Jack the Ripper, s’il a vraiment existé, ne sera finalement jamais arrêté. Parmi la centaine de suspects, certains ont été depuis “formellement identifiés” par des recherches ADN ou autres techniques récentes, mais aucune preuve apportée à ce jour n’est irréfutable. Jack the Ripper reste donc un mystère, et pour semer encore plus le doute il est probable que la fameuse lettre signée “Jack the Ripper” ait été écrite par un journaliste qui souhaitait booster les ventes de son canard…
Je finis ma balade par le “Ten Bells” à deux pas de Brick Lane, un pub où deux victimes du ripper, Annie Chapman et Mary Jane Kelly, ont été vues le soir où elles ont croisé le chemin du tueur.
Time to leave
Et voilà, il est déjà temps de rejoindre à la gare St Pancras la team qui avait opté pour l’hypercentre, et de rentrer sur Paris. Je stresse un peu car j’ai paumé mon passeport et la matinée passée à échanger avec le consulat de France ne m’a pas vraiment apporté de réponse claire. Dupont pense qu’il me faut un laisser passer consulaire, alors que Dupond est persuadé que je peux rentrer avec ma carte d’identité.

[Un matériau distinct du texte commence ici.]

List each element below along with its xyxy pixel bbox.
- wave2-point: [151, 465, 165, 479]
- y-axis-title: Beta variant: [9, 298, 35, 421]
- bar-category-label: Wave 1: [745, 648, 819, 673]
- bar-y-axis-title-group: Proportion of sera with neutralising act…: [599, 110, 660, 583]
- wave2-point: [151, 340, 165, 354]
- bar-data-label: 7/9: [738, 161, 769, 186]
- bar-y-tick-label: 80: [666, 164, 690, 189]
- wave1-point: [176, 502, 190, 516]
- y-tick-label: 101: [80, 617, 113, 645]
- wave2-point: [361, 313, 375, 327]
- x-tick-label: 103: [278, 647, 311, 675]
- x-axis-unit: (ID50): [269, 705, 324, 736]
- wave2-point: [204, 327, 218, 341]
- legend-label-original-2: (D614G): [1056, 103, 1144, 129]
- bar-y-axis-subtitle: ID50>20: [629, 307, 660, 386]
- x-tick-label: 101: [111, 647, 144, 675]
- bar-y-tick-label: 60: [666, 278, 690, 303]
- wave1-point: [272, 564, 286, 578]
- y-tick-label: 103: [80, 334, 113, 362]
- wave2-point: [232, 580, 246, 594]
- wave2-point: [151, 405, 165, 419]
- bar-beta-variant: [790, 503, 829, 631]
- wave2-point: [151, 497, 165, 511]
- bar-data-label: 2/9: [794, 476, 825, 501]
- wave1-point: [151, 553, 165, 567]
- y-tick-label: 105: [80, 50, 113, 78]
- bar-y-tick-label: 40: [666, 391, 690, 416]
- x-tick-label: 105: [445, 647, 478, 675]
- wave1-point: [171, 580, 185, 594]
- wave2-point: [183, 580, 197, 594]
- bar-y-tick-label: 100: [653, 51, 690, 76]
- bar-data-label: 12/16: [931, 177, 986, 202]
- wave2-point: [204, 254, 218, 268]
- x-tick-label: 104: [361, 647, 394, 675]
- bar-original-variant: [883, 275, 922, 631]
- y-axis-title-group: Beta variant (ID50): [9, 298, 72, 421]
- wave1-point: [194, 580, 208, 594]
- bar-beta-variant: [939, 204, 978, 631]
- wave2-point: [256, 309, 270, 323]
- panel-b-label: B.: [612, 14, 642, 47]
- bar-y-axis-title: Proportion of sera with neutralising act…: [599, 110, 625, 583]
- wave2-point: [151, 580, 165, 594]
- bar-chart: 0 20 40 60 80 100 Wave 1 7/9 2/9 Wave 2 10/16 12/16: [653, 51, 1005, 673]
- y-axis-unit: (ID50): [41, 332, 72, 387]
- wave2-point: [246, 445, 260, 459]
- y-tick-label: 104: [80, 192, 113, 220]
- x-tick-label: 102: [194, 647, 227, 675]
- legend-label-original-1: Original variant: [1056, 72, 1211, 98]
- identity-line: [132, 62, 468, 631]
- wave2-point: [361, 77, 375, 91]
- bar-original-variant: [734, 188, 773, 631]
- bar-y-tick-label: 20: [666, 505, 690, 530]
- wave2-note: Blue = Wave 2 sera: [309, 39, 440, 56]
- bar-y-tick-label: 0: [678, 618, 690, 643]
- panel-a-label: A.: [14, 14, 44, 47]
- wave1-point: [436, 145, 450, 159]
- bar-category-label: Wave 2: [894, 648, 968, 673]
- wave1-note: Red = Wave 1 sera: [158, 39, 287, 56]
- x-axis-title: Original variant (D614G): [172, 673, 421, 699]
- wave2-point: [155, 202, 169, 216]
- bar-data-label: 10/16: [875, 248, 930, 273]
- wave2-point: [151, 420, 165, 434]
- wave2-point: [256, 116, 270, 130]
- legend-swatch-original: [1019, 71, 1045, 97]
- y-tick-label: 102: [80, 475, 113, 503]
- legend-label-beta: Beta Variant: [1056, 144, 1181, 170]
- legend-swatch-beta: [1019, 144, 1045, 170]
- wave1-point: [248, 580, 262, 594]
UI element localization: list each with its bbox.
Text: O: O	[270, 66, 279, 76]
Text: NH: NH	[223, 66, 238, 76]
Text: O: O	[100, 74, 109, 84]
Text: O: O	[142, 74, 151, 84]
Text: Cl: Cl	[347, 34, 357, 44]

Verdict : si ça vous arrive, sachez que vous pouvez rentrer en France sans aucun problème avec votre carte d’identité. Le gars de l’Eurostar m’a glissé en rigolant que “quand vous n’avez vraiment pas été sage ou quand vous avez fait une grosse bêtise, pour vous punir on vous envoie au consulat de France à Londres “
Et voilà les amis, j’espère que cette escapade un peu hors cadre vous a donné envie d’aller balader à Londres. Quand vous irez, gardez en tête que depuis le brexit il vous faut un passeport (snif) pour vous rendre au Royaume Uni. Il vous faudra également un adaptateur secteur, des pounds (monnaie locale), régler votre montre une heure plus tôt, et ne pas oublier que les pubs ferment tôt.
Have a good Sunday
N.
2 commentaires
Merci Niko, pour ces balades. Je me souviens bien souvent des quelques nôtres avec nostalgie !
Heey Clairette !!!
Merci beaucoup, et toujours partant pour des nouvelles balades !!